C'est la destruction des régulations naturelles qui exige la construction
de régulations politiques, qui rend absolument indispensable une
politique écologiste. Plus de place ici pour le scepticisme libéral,
on ne peut laisser au marché la question des finalités premières
et aucun système ne résiste longtemps au "laisser faire".
Les Américains ne s'y trompent pas qui injectent massivement de
l'argent d'Etat dans l'économie lorsqu'elle est menacée (cela
n'évitera sans doute pas le pire d'ailleurs étant donnée
l'incertitude de la valeur). Il n'y a de marché réel que
strictement régulé (par une inflation de lois!). Encore faut-il
le savoir, le faire consciemment, en décider les finalités
publiquement.
Notons que Serge Frontier ne semble pas trouver mauvais une remontée du CO2, c'est la rapidité inédite du phénomène qui pourrait être fatal, mais retenons que le développement (qualitatif, cognitif, civilisant) peut être une alternative à la croissance (quantitative, simplifiante et massifiante). Le raffinement de la société informationnelle a toutes les apparences d'un stade de civilisation et de développement succédant à un stade de colonisation et de croissance. Plusieurs signes nous montrent qu'on quitte le monde de l'insouciance enfantine du roman et de la compétition, avec ses punitions et ses récompenses, une forte sélection, pour un stade adulte plus responsable et plus universel, ouvert à l'éthique et non plus enfermé dans l'égoïsme et le divertissement, formé pour durer plus longtemps. Comme dans l'individuation de l'enfant, l'éthique est un acquis cognitif du processus de civilisation et d'intériorisation de l'extériorité. Mais les civilisations sont mortelles, vulnérables.

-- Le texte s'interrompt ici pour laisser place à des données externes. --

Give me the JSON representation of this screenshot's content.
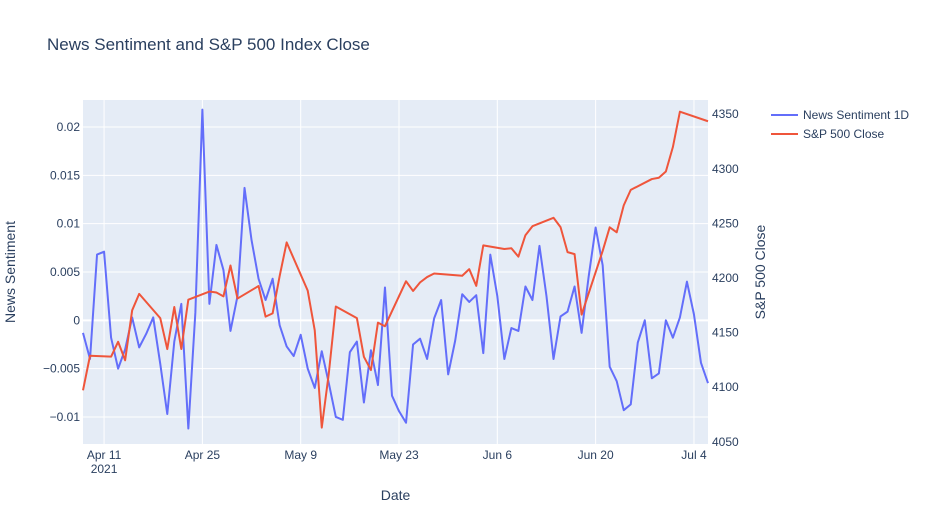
{
  "chart_data": {
    "type": "line",
    "title": "News Sentiment and S&P 500 Index Close",
    "xlabel": "Date",
    "ylabel_left": "News Sentiment",
    "ylabel_right": "S&P 500 Close",
    "x_range": [
      "2021-04-08",
      "2021-07-06"
    ],
    "ylim_left": [
      -0.0128,
      0.0228
    ],
    "ylim_right": [
      4048,
      4363
    ],
    "x_tick_labels": [
      {
        "date": "2021-04-11",
        "label": "Apr 11",
        "sublabel": "2021"
      },
      {
        "date": "2021-04-25",
        "label": "Apr 25"
      },
      {
        "date": "2021-05-09",
        "label": "May 9"
      },
      {
        "date": "2021-05-23",
        "label": "May 23"
      },
      {
        "date": "2021-06-06",
        "label": "Jun 6"
      },
      {
        "date": "2021-06-20",
        "label": "Jun 20"
      },
      {
        "date": "2021-07-04",
        "label": "Jul 4"
      }
    ],
    "y_ticks_left": [
      {
        "value": 0.02,
        "label": "0.02"
      },
      {
        "value": 0.015,
        "label": "0.015"
      },
      {
        "value": 0.01,
        "label": "0.01"
      },
      {
        "value": 0.005,
        "label": "0.005"
      },
      {
        "value": 0,
        "label": "0"
      },
      {
        "value": -0.005,
        "label": "−0.005"
      },
      {
        "value": -0.01,
        "label": "−0.01"
      }
    ],
    "y_ticks_right": [
      {
        "value": 4350,
        "label": "4350"
      },
      {
        "value": 4300,
        "label": "4300"
      },
      {
        "value": 4250,
        "label": "4250"
      },
      {
        "value": 4200,
        "label": "4200"
      },
      {
        "value": 4150,
        "label": "4150"
      },
      {
        "value": 4100,
        "label": "4100"
      },
      {
        "value": 4050,
        "label": "4050"
      }
    ],
    "grid": true,
    "legend_position": "top-right",
    "series": [
      {
        "name": "News Sentiment 1D",
        "axis": "left",
        "color": "#636efa",
        "x": [
          "2021-04-08",
          "2021-04-09",
          "2021-04-10",
          "2021-04-11",
          "2021-04-12",
          "2021-04-13",
          "2021-04-14",
          "2021-04-15",
          "2021-04-16",
          "2021-04-17",
          "2021-04-18",
          "2021-04-19",
          "2021-04-20",
          "2021-04-21",
          "2021-04-22",
          "2021-04-23",
          "2021-04-24",
          "2021-04-25",
          "2021-04-26",
          "2021-04-27",
          "2021-04-28",
          "2021-04-29",
          "2021-04-30",
          "2021-05-01",
          "2021-05-02",
          "2021-05-03",
          "2021-05-04",
          "2021-05-05",
          "2021-05-06",
          "2021-05-07",
          "2021-05-08",
          "2021-05-09",
          "2021-05-10",
          "2021-05-11",
          "2021-05-12",
          "2021-05-13",
          "2021-05-14",
          "2021-05-15",
          "2021-05-16",
          "2021-05-17",
          "2021-05-18",
          "2021-05-19",
          "2021-05-20",
          "2021-05-21",
          "2021-05-22",
          "2021-05-23",
          "2021-05-24",
          "2021-05-25",
          "2021-05-26",
          "2021-05-27",
          "2021-05-28",
          "2021-05-29",
          "2021-05-30",
          "2021-05-31",
          "2021-06-01",
          "2021-06-02",
          "2021-06-03",
          "2021-06-04",
          "2021-06-05",
          "2021-06-06",
          "2021-06-07",
          "2021-06-08",
          "2021-06-09",
          "2021-06-10",
          "2021-06-11",
          "2021-06-12",
          "2021-06-13",
          "2021-06-14",
          "2021-06-15",
          "2021-06-16",
          "2021-06-17",
          "2021-06-18",
          "2021-06-19",
          "2021-06-20",
          "2021-06-21",
          "2021-06-22",
          "2021-06-23",
          "2021-06-24",
          "2021-06-25",
          "2021-06-26",
          "2021-06-27",
          "2021-06-28",
          "2021-06-29",
          "2021-06-30",
          "2021-07-01",
          "2021-07-02",
          "2021-07-03",
          "2021-07-04",
          "2021-07-05",
          "2021-07-06"
        ],
        "values": [
          -0.0013,
          -0.004,
          0.0068,
          0.0071,
          -0.0018,
          -0.005,
          -0.003,
          0.0003,
          -0.0028,
          -0.0014,
          0.0003,
          -0.0045,
          -0.0097,
          -0.0022,
          0.0017,
          -0.0112,
          0.0008,
          0.0218,
          0.0017,
          0.0078,
          0.0052,
          -0.0011,
          0.0025,
          0.0137,
          0.0083,
          0.0043,
          0.0021,
          0.0043,
          -0.0005,
          -0.0027,
          -0.0037,
          -0.0015,
          -0.005,
          -0.007,
          -0.0032,
          -0.0065,
          -0.01,
          -0.0103,
          -0.0033,
          -0.0022,
          -0.0085,
          -0.0031,
          -0.0067,
          0.0034,
          -0.0078,
          -0.0094,
          -0.0106,
          -0.0025,
          -0.0019,
          -0.004,
          0.0002,
          0.0021,
          -0.0056,
          -0.0021,
          0.0027,
          0.0019,
          0.0026,
          -0.0034,
          0.0068,
          0.0025,
          -0.004,
          -0.0008,
          -0.0011,
          0.0035,
          0.0021,
          0.0077,
          0.0025,
          -0.004,
          0.0004,
          0.0009,
          0.0035,
          -0.0013,
          0.0045,
          0.0096,
          0.0057,
          -0.0048,
          -0.0063,
          -0.0093,
          -0.0087,
          -0.0023,
          0.0,
          -0.006,
          -0.0055,
          0.0,
          -0.0018,
          0.0003,
          0.004,
          0.0006,
          -0.0044,
          -0.0065
        ]
      },
      {
        "name": "S&P 500 Close",
        "axis": "right",
        "color": "#ef553b",
        "x": [
          "2021-04-08",
          "2021-04-09",
          "2021-04-12",
          "2021-04-13",
          "2021-04-14",
          "2021-04-15",
          "2021-04-16",
          "2021-04-19",
          "2021-04-20",
          "2021-04-21",
          "2021-04-22",
          "2021-04-23",
          "2021-04-26",
          "2021-04-27",
          "2021-04-28",
          "2021-04-29",
          "2021-04-30",
          "2021-05-03",
          "2021-05-04",
          "2021-05-05",
          "2021-05-06",
          "2021-05-07",
          "2021-05-10",
          "2021-05-11",
          "2021-05-12",
          "2021-05-13",
          "2021-05-14",
          "2021-05-17",
          "2021-05-18",
          "2021-05-19",
          "2021-05-20",
          "2021-05-21",
          "2021-05-24",
          "2021-05-25",
          "2021-05-26",
          "2021-05-27",
          "2021-05-28",
          "2021-06-01",
          "2021-06-02",
          "2021-06-03",
          "2021-06-04",
          "2021-06-07",
          "2021-06-08",
          "2021-06-09",
          "2021-06-10",
          "2021-06-11",
          "2021-06-14",
          "2021-06-15",
          "2021-06-16",
          "2021-06-17",
          "2021-06-18",
          "2021-06-21",
          "2021-06-22",
          "2021-06-23",
          "2021-06-24",
          "2021-06-25",
          "2021-06-28",
          "2021-06-29",
          "2021-06-30",
          "2021-07-01",
          "2021-07-02",
          "2021-07-06"
        ],
        "values": [
          4097.17,
          4128.8,
          4127.99,
          4141.59,
          4124.66,
          4170.42,
          4185.47,
          4163.26,
          4134.94,
          4173.42,
          4134.98,
          4180.17,
          4187.62,
          4186.72,
          4183.18,
          4211.47,
          4181.17,
          4192.66,
          4164.66,
          4167.59,
          4201.62,
          4232.6,
          4188.43,
          4152.1,
          4063.04,
          4112.5,
          4173.85,
          4163.29,
          4127.83,
          4115.68,
          4159.12,
          4155.86,
          4197.05,
          4188.13,
          4195.99,
          4200.88,
          4204.11,
          4202.04,
          4208.12,
          4192.85,
          4229.89,
          4226.52,
          4227.26,
          4219.55,
          4239.18,
          4247.44,
          4255.15,
          4246.59,
          4223.7,
          4221.86,
          4166.45,
          4224.79,
          4246.44,
          4241.84,
          4266.49,
          4280.7,
          4290.61,
          4291.8,
          4297.5,
          4319.94,
          4352.34,
          4343.54
        ]
      }
    ]
  }
}
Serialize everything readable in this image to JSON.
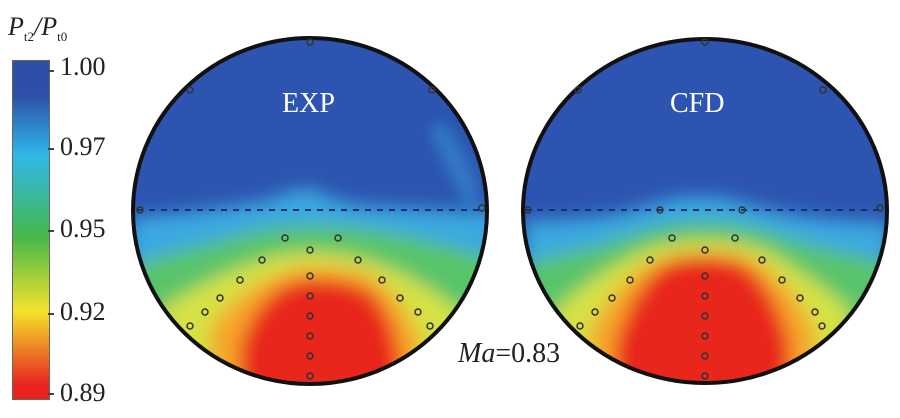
{
  "legend": {
    "title": {
      "P1": "P",
      "s1": "t2",
      "slash": "/",
      "P2": "P",
      "s2": "t0"
    },
    "ticks": [
      "1.00",
      "0.97",
      "0.95",
      "0.92",
      "0.89"
    ],
    "colors": [
      "#2d4fa8",
      "#2fb8e8",
      "#46b84a",
      "#f2e42a",
      "#e8231e"
    ]
  },
  "plots": [
    {
      "label": "EXP"
    },
    {
      "label": "CFD"
    }
  ],
  "annotation": {
    "ma": "Ma",
    "value": "=0.83"
  }
}
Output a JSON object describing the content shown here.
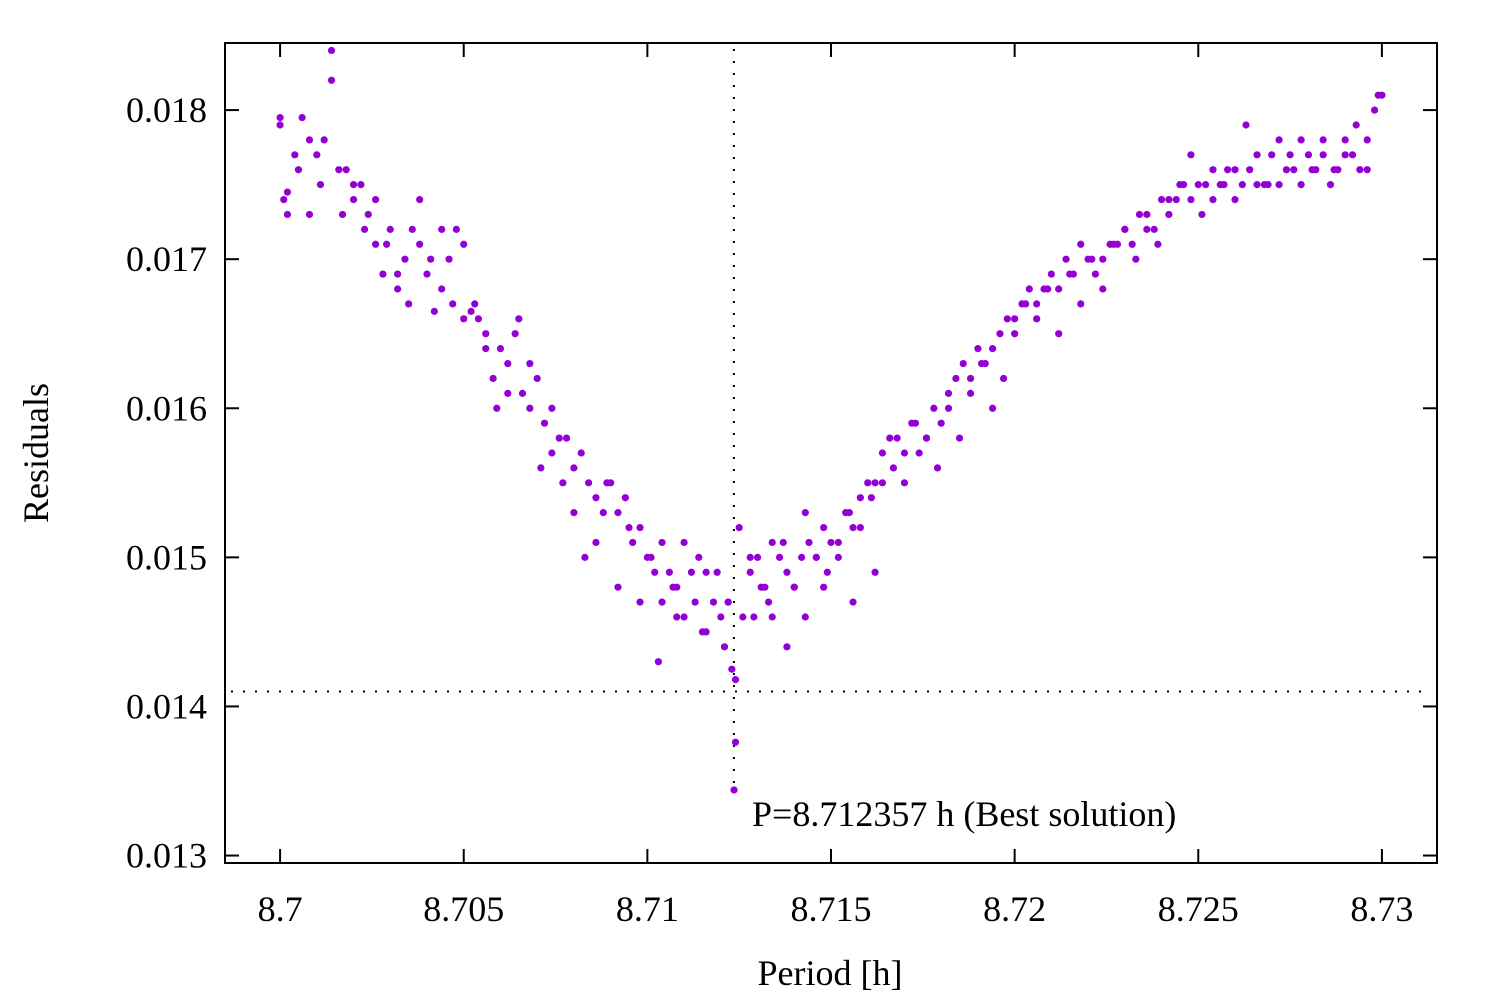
{
  "chart_data": {
    "type": "scatter",
    "title": "",
    "xlabel": "Period [h]",
    "ylabel": "Residuals",
    "xlim": [
      8.6985,
      8.7315
    ],
    "ylim": [
      0.01295,
      0.01845
    ],
    "xticks": [
      8.7,
      8.705,
      8.71,
      8.715,
      8.72,
      8.725,
      8.73
    ],
    "xtick_labels": [
      "8.7",
      "8.705",
      "8.71",
      "8.715",
      "8.72",
      "8.725",
      "8.73"
    ],
    "yticks": [
      0.013,
      0.014,
      0.015,
      0.016,
      0.017,
      0.018
    ],
    "ytick_labels": [
      "0.013",
      "0.014",
      "0.015",
      "0.016",
      "0.017",
      "0.018"
    ],
    "grid": false,
    "point_color": "#9400d3",
    "best_solution": {
      "period": 8.712357,
      "residual": 0.01344,
      "label": "P=8.712357 h (Best solution)"
    },
    "threshold_residual": 0.0141,
    "series": [
      {
        "name": "residuals",
        "x": [
          8.7,
          8.7001,
          8.7002,
          8.7004,
          8.7006,
          8.7008,
          8.701,
          8.7012,
          8.7014,
          8.7016,
          8.7018,
          8.702,
          8.7022,
          8.7024,
          8.7026,
          8.7028,
          8.703,
          8.7032,
          8.7034,
          8.7036,
          8.7038,
          8.704,
          8.7042,
          8.7044,
          8.7046,
          8.7048,
          8.705,
          8.7052,
          8.7054,
          8.7056,
          8.7058,
          8.706,
          8.7062,
          8.7064,
          8.7066,
          8.7068,
          8.707,
          8.7072,
          8.7074,
          8.7076,
          8.7078,
          8.708,
          8.7082,
          8.7084,
          8.7086,
          8.7088,
          8.709,
          8.7092,
          8.7094,
          8.7096,
          8.7098,
          8.71,
          8.7102,
          8.7104,
          8.7106,
          8.7108,
          8.711,
          8.7112,
          8.7114,
          8.7116,
          8.7118,
          8.712,
          8.7122,
          8.71236,
          8.7126,
          8.7128,
          8.713,
          8.7132,
          8.7134,
          8.7136,
          8.7138,
          8.714,
          8.7142,
          8.7144,
          8.7146,
          8.7148,
          8.715,
          8.7152,
          8.7154,
          8.7156,
          8.7158,
          8.716,
          8.7162,
          8.7164,
          8.7166,
          8.7168,
          8.717,
          8.7172,
          8.7174,
          8.7176,
          8.7178,
          8.718,
          8.7182,
          8.7184,
          8.7186,
          8.7188,
          8.719,
          8.7192,
          8.7194,
          8.7196,
          8.7198,
          8.72,
          8.7202,
          8.7204,
          8.7206,
          8.7208,
          8.721,
          8.7212,
          8.7214,
          8.7216,
          8.7218,
          8.722,
          8.7222,
          8.7224,
          8.7226,
          8.7228,
          8.723,
          8.7232,
          8.7234,
          8.7236,
          8.7238,
          8.724,
          8.7242,
          8.7244,
          8.7246,
          8.7248,
          8.725,
          8.7252,
          8.7254,
          8.7256,
          8.7258,
          8.726,
          8.7262,
          8.7264,
          8.7266,
          8.7268,
          8.727,
          8.7272,
          8.7274,
          8.7276,
          8.7278,
          8.728,
          8.7282,
          8.7284,
          8.7286,
          8.7288,
          8.729,
          8.7292,
          8.7294,
          8.7296,
          8.7298,
          8.73,
          8.7,
          8.7002,
          8.7005,
          8.7008,
          8.7011,
          8.7014,
          8.7017,
          8.702,
          8.7023,
          8.7026,
          8.7029,
          8.7032,
          8.7035,
          8.7038,
          8.7041,
          8.7044,
          8.7047,
          8.705,
          8.7053,
          8.7056,
          8.7059,
          8.7062,
          8.7065,
          8.7068,
          8.7071,
          8.7074,
          8.7077,
          8.708,
          8.7083,
          8.7086,
          8.7089,
          8.7092,
          8.7095,
          8.7098,
          8.7101,
          8.7104,
          8.7107,
          8.711,
          8.7113,
          8.7116,
          8.7119,
          8.7122,
          8.7125,
          8.7128,
          8.7131,
          8.7134,
          8.7137,
          8.714,
          8.7143,
          8.7146,
          8.7149,
          8.7152,
          8.7155,
          8.7158,
          8.7161,
          8.7164,
          8.7167,
          8.717,
          8.7173,
          8.7176,
          8.7179,
          8.7182,
          8.7185,
          8.7188,
          8.7191,
          8.7194,
          8.7197,
          8.72,
          8.7203,
          8.7206,
          8.7209,
          8.7212,
          8.7215,
          8.7218,
          8.7221,
          8.7224,
          8.7227,
          8.723,
          8.7233,
          8.7236,
          8.7239,
          8.7242,
          8.7245,
          8.7248,
          8.7251,
          8.7254,
          8.7257,
          8.726,
          8.7263,
          8.7266,
          8.7269,
          8.7272,
          8.7275,
          8.7278,
          8.7281,
          8.7284,
          8.7287,
          8.729,
          8.7293,
          8.7296,
          8.7299,
          8.7103,
          8.7108,
          8.7115,
          8.7121,
          8.7123,
          8.7129,
          8.7133,
          8.7138,
          8.7143,
          8.7148,
          8.7156,
          8.7162,
          8.7124,
          8.7124
        ],
        "y": [
          0.01795,
          0.0174,
          0.01745,
          0.0177,
          0.01795,
          0.0173,
          0.0177,
          0.0178,
          0.0184,
          0.0176,
          0.0176,
          0.0174,
          0.0175,
          0.0173,
          0.0171,
          0.0169,
          0.0172,
          0.0169,
          0.017,
          0.0172,
          0.0171,
          0.0169,
          0.01665,
          0.0168,
          0.017,
          0.0172,
          0.0171,
          0.01665,
          0.0166,
          0.0165,
          0.0162,
          0.0164,
          0.0163,
          0.0165,
          0.0161,
          0.0163,
          0.0162,
          0.0159,
          0.016,
          0.0158,
          0.0158,
          0.0156,
          0.0157,
          0.0155,
          0.0154,
          0.0153,
          0.0155,
          0.0153,
          0.0154,
          0.0151,
          0.0152,
          0.015,
          0.0149,
          0.0151,
          0.0149,
          0.0148,
          0.0151,
          0.0149,
          0.015,
          0.0149,
          0.0147,
          0.0146,
          0.0147,
          0.01344,
          0.0146,
          0.0149,
          0.015,
          0.0148,
          0.0151,
          0.015,
          0.0149,
          0.0148,
          0.015,
          0.0151,
          0.015,
          0.0152,
          0.0151,
          0.015,
          0.0153,
          0.0152,
          0.0154,
          0.0155,
          0.0155,
          0.0157,
          0.0158,
          0.0158,
          0.0157,
          0.0159,
          0.0157,
          0.0158,
          0.016,
          0.0159,
          0.0161,
          0.0162,
          0.0163,
          0.0162,
          0.0164,
          0.0163,
          0.0164,
          0.0165,
          0.0166,
          0.0166,
          0.0167,
          0.0168,
          0.0167,
          0.0168,
          0.0169,
          0.0168,
          0.017,
          0.0169,
          0.0171,
          0.017,
          0.0169,
          0.017,
          0.0171,
          0.0171,
          0.0172,
          0.0171,
          0.0173,
          0.0172,
          0.0172,
          0.0174,
          0.0173,
          0.0174,
          0.0175,
          0.0174,
          0.0175,
          0.0175,
          0.0174,
          0.0175,
          0.0176,
          0.0176,
          0.0175,
          0.0176,
          0.0175,
          0.0175,
          0.0177,
          0.0175,
          0.0176,
          0.0176,
          0.0178,
          0.0177,
          0.0176,
          0.0177,
          0.0175,
          0.0176,
          0.0178,
          0.0177,
          0.0176,
          0.0178,
          0.018,
          0.0181,
          0.0179,
          0.0173,
          0.0176,
          0.0178,
          0.0175,
          0.0182,
          0.0173,
          0.0175,
          0.0172,
          0.0174,
          0.0171,
          0.0168,
          0.0167,
          0.0174,
          0.017,
          0.0172,
          0.0167,
          0.0166,
          0.0167,
          0.0164,
          0.016,
          0.0161,
          0.0166,
          0.016,
          0.0156,
          0.0157,
          0.0155,
          0.0153,
          0.015,
          0.0151,
          0.0155,
          0.0148,
          0.0152,
          0.0147,
          0.015,
          0.0147,
          0.0148,
          0.0146,
          0.0147,
          0.0145,
          0.0149,
          0.0147,
          0.0152,
          0.015,
          0.0148,
          0.0146,
          0.0151,
          0.0148,
          0.0153,
          0.015,
          0.0149,
          0.0151,
          0.0153,
          0.0152,
          0.0154,
          0.0155,
          0.0156,
          0.0155,
          0.0159,
          0.0158,
          0.0156,
          0.016,
          0.0158,
          0.0161,
          0.0163,
          0.016,
          0.0162,
          0.0165,
          0.0167,
          0.0166,
          0.0168,
          0.0165,
          0.0169,
          0.0167,
          0.017,
          0.0168,
          0.0171,
          0.0172,
          0.017,
          0.0173,
          0.0171,
          0.0174,
          0.0175,
          0.0177,
          0.0173,
          0.0176,
          0.0175,
          0.0174,
          0.0179,
          0.0177,
          0.0175,
          0.0178,
          0.0177,
          0.0175,
          0.0176,
          0.0178,
          0.0176,
          0.0177,
          0.0179,
          0.0176,
          0.0181,
          0.0143,
          0.0146,
          0.0145,
          0.0144,
          0.01425,
          0.0146,
          0.0147,
          0.0144,
          0.0146,
          0.0148,
          0.0147,
          0.0149,
          0.01376,
          0.01418
        ]
      }
    ]
  }
}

Si on doit rappeler que l'écologie politique ne se réduit pas aux écosystèmes, du moins elle doit en assumer la régulation plus encore que la responsabilité, on n'a pas le choix, mais sans oublier jamais que cette régulation n'est pas autonome et ne peut se faire qu'avec la participation de tous et pour assurer l'autonomie de chacun. Les travailleurs ne peuvent être l'objet d'une régulation des flux car ils en sont la finalité et les opérateurs. Les individus sont la société, le système économique lui-même, ce pourquoi ils doivent plutôt bénéficier du "développement humain" (formation, information, soutien), d'une production sociale de l'autonomie. Un système ne se commande pas, ou très mal, hiérarchiquement à partir d'une certaine complexité. C'est la découverte des physiocrates, au moins par Turgot, de la "faculté exclusive qu'a chaque individu de connaître ses intérêts mieux que tout autre". La théorie des systèmes, qui a du s'enrichir depuis les physiocrates de la théorie de l'évolution, du chaos, des catastrophes, du principe de précaution et des limitations écologiques, c'est aussi la théorie de la productivité de la liberté, de l'efficacité cognitive de la décentralisation et de l'autonomie coopérative. Cette alternative à la hiérarchie qui semblait bien illusoire il y a peu, pénètre maintenant les entreprises converties au travail en réseau et au bottom-up.